Mozambican politician (born 1955)

Paulo Zucula (born 1955) is a Mozambican politician and Mozambique's Minister of Transportation and Communication since March 2008.

==Biography==
===Early life===
Born in 1955, Zucula studied agronomy at the Eduardo Mondlane University in Maputo, where he completed a B.Sc. degree. He pursued graduate studies at the University of Minnesota, receiving a M.Sc. degree.

===Career===
From 1990 to 1992, Zucula served as Deputy Minister of Agriculture for President Joaquim Chissano.
Thereafter, from 1993 to 1995, he was a National Programme Manager for the Food and Agriculture Organization of the United Nations. In 2001, he became coordinator of the Regional Spatial Development Initiative of the Development Bank of Southern Africa. From 2004 to 2005, he held the post of Chief Executive Officer of the Foundation for Community Development (Fundação Para o Desenvolvimento Comunitário).

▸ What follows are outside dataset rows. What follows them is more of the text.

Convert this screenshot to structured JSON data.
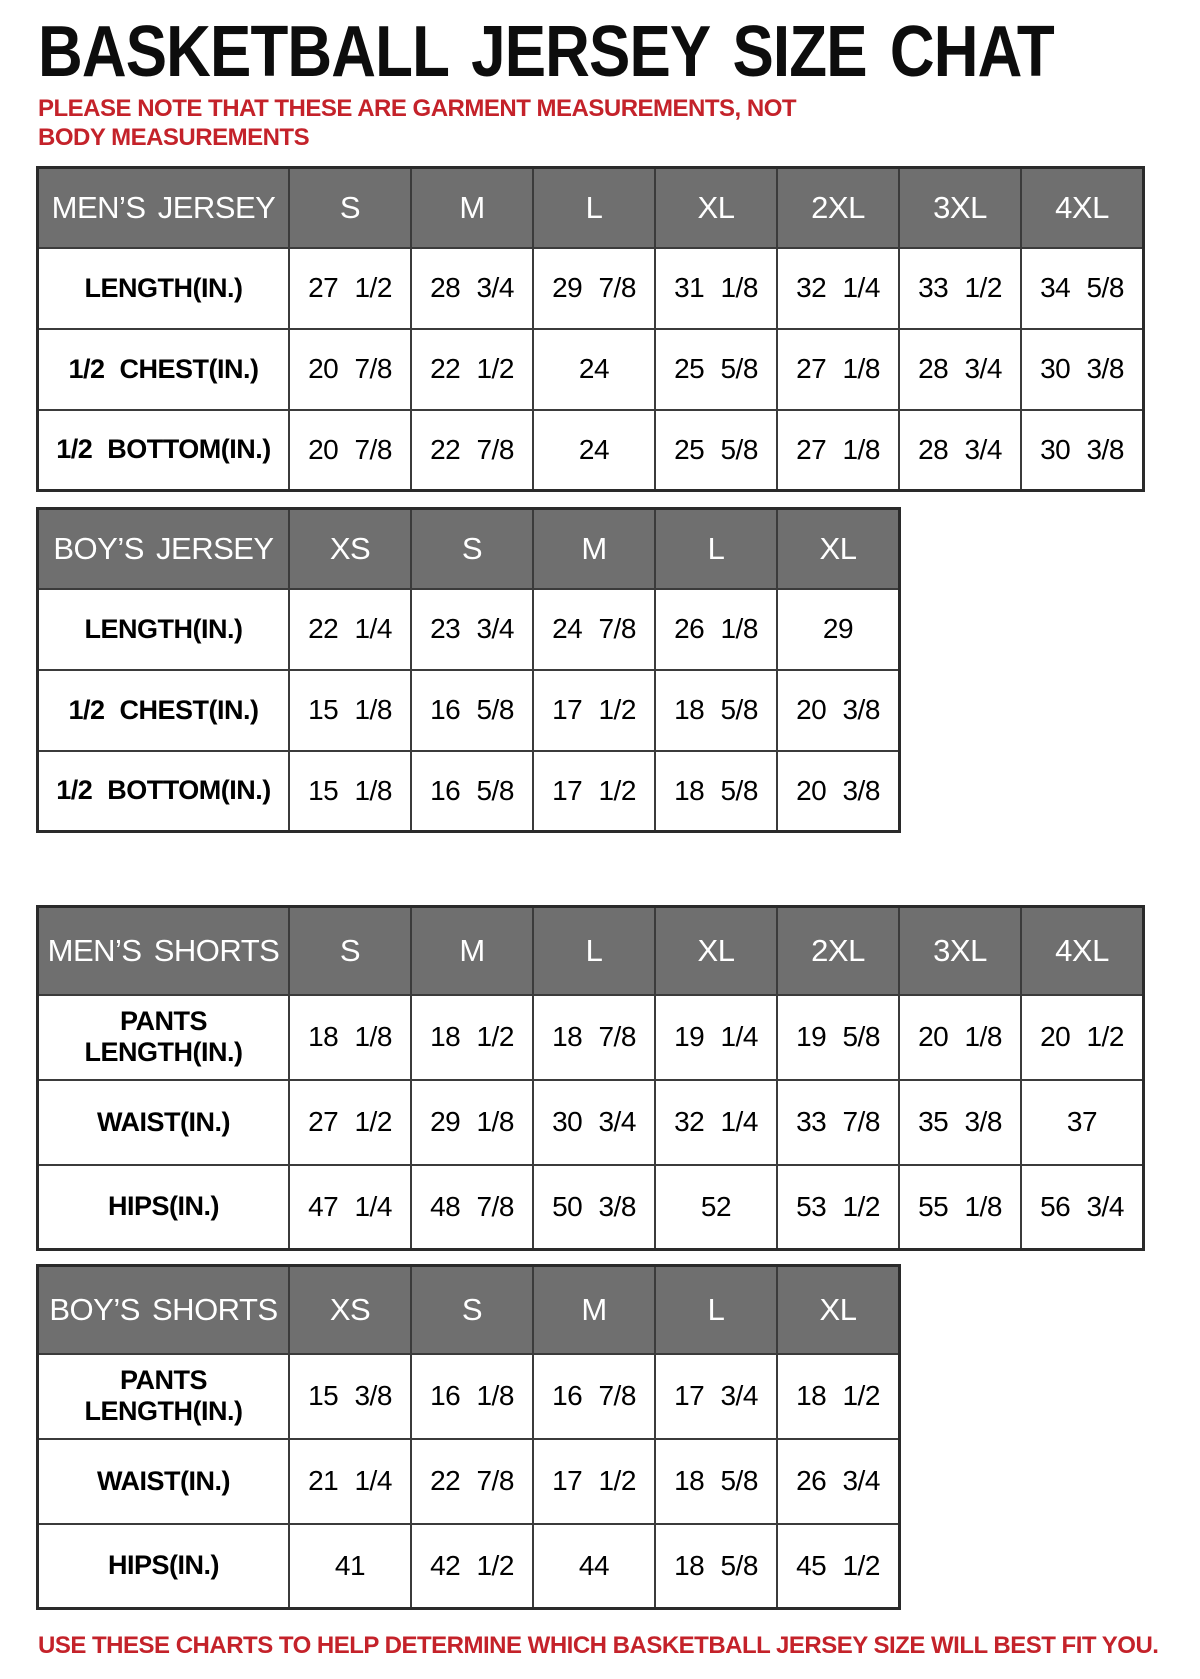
{
  "page": {
    "title": "BASKETBALL JERSEY SIZE CHAT",
    "note": "PLEASE NOTE THAT THESE ARE GARMENT MEASUREMENTS, NOT BODY MEASUREMENTS",
    "footer": "USE THESE CHARTS TO HELP DETERMINE WHICH BASKETBALL JERSEY SIZE WILL BEST FIT YOU.",
    "colors": {
      "accent_red": "#c4222a",
      "header_bg": "#6f6f6f",
      "header_text": "#ffffff",
      "border": "#3b3b3b"
    }
  },
  "tables": [
    {
      "id": "mens-jersey",
      "header": [
        "MEN’S JERSEY",
        "S",
        "M",
        "L",
        "XL",
        "2XL",
        "3XL",
        "4XL"
      ],
      "rows": [
        {
          "label": "LENGTH(IN.)",
          "values": [
            "27 1/2",
            "28 3/4",
            "29 7/8",
            "31 1/8",
            "32 1/4",
            "33 1/2",
            "34 5/8"
          ]
        },
        {
          "label": "1/2 CHEST(IN.)",
          "values": [
            "20 7/8",
            "22 1/2",
            "24",
            "25 5/8",
            "27 1/8",
            "28 3/4",
            "30 3/8"
          ]
        },
        {
          "label": "1/2 BOTTOM(IN.)",
          "values": [
            "20 7/8",
            "22 7/8",
            "24",
            "25 5/8",
            "27 1/8",
            "28 3/4",
            "30 3/8"
          ]
        }
      ]
    },
    {
      "id": "boys-jersey",
      "header": [
        "BOY’S JERSEY",
        "XS",
        "S",
        "M",
        "L",
        "XL"
      ],
      "rows": [
        {
          "label": "LENGTH(IN.)",
          "values": [
            "22 1/4",
            "23 3/4",
            "24 7/8",
            "26 1/8",
            "29"
          ]
        },
        {
          "label": "1/2 CHEST(IN.)",
          "values": [
            "15 1/8",
            "16 5/8",
            "17 1/2",
            "18 5/8",
            "20 3/8"
          ]
        },
        {
          "label": "1/2 BOTTOM(IN.)",
          "values": [
            "15 1/8",
            "16 5/8",
            "17 1/2",
            "18 5/8",
            "20 3/8"
          ]
        }
      ]
    },
    {
      "id": "mens-shorts",
      "header": [
        "MEN’S SHORTS",
        "S",
        "M",
        "L",
        "XL",
        "2XL",
        "3XL",
        "4XL"
      ],
      "rows": [
        {
          "label": "PANTS LENGTH(IN.)",
          "values": [
            "18 1/8",
            "18 1/2",
            "18 7/8",
            "19 1/4",
            "19 5/8",
            "20 1/8",
            "20 1/2"
          ]
        },
        {
          "label": "WAIST(IN.)",
          "values": [
            "27 1/2",
            "29 1/8",
            "30 3/4",
            "32 1/4",
            "33 7/8",
            "35 3/8",
            "37"
          ]
        },
        {
          "label": "HIPS(IN.)",
          "values": [
            "47 1/4",
            "48 7/8",
            "50 3/8",
            "52",
            "53 1/2",
            "55 1/8",
            "56 3/4"
          ]
        }
      ]
    },
    {
      "id": "boys-shorts",
      "header": [
        "BOY’S SHORTS",
        "XS",
        "S",
        "M",
        "L",
        "XL"
      ],
      "rows": [
        {
          "label": "PANTS LENGTH(IN.)",
          "values": [
            "15 3/8",
            "16 1/8",
            "16 7/8",
            "17 3/4",
            "18 1/2"
          ]
        },
        {
          "label": "WAIST(IN.)",
          "values": [
            "21 1/4",
            "22 7/8",
            "17 1/2",
            "18 5/8",
            "26 3/4"
          ]
        },
        {
          "label": "HIPS(IN.)",
          "values": [
            "41",
            "42 1/2",
            "44",
            "18 5/8",
            "45 1/2"
          ]
        }
      ]
    }
  ]
}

Zucula re-entered public service in December 2006, becoming director of the National Disasters Management Institute (Instituto Nacional de Gestão de Calamidades, INGC), Mozambique's disaster management agency. He was "widely praised" for his handling of the 2007 Mozambican flood and for his leadership of the INGC,
with one "senior [United Nations] official" describing him as "the most effective director in this position that I have come across in 25 years of disaster management anywhere in the world".
He was appointed Minister of Transport and Communication by Armando Guebuza on March 11, 2008,
succeeding Antonio Munguambe. Zucula's appointment came as part of a cabinet reshuffle that also involved the replacement of foreign minister Alcinda Abreu and justice minister Esperança Machavela.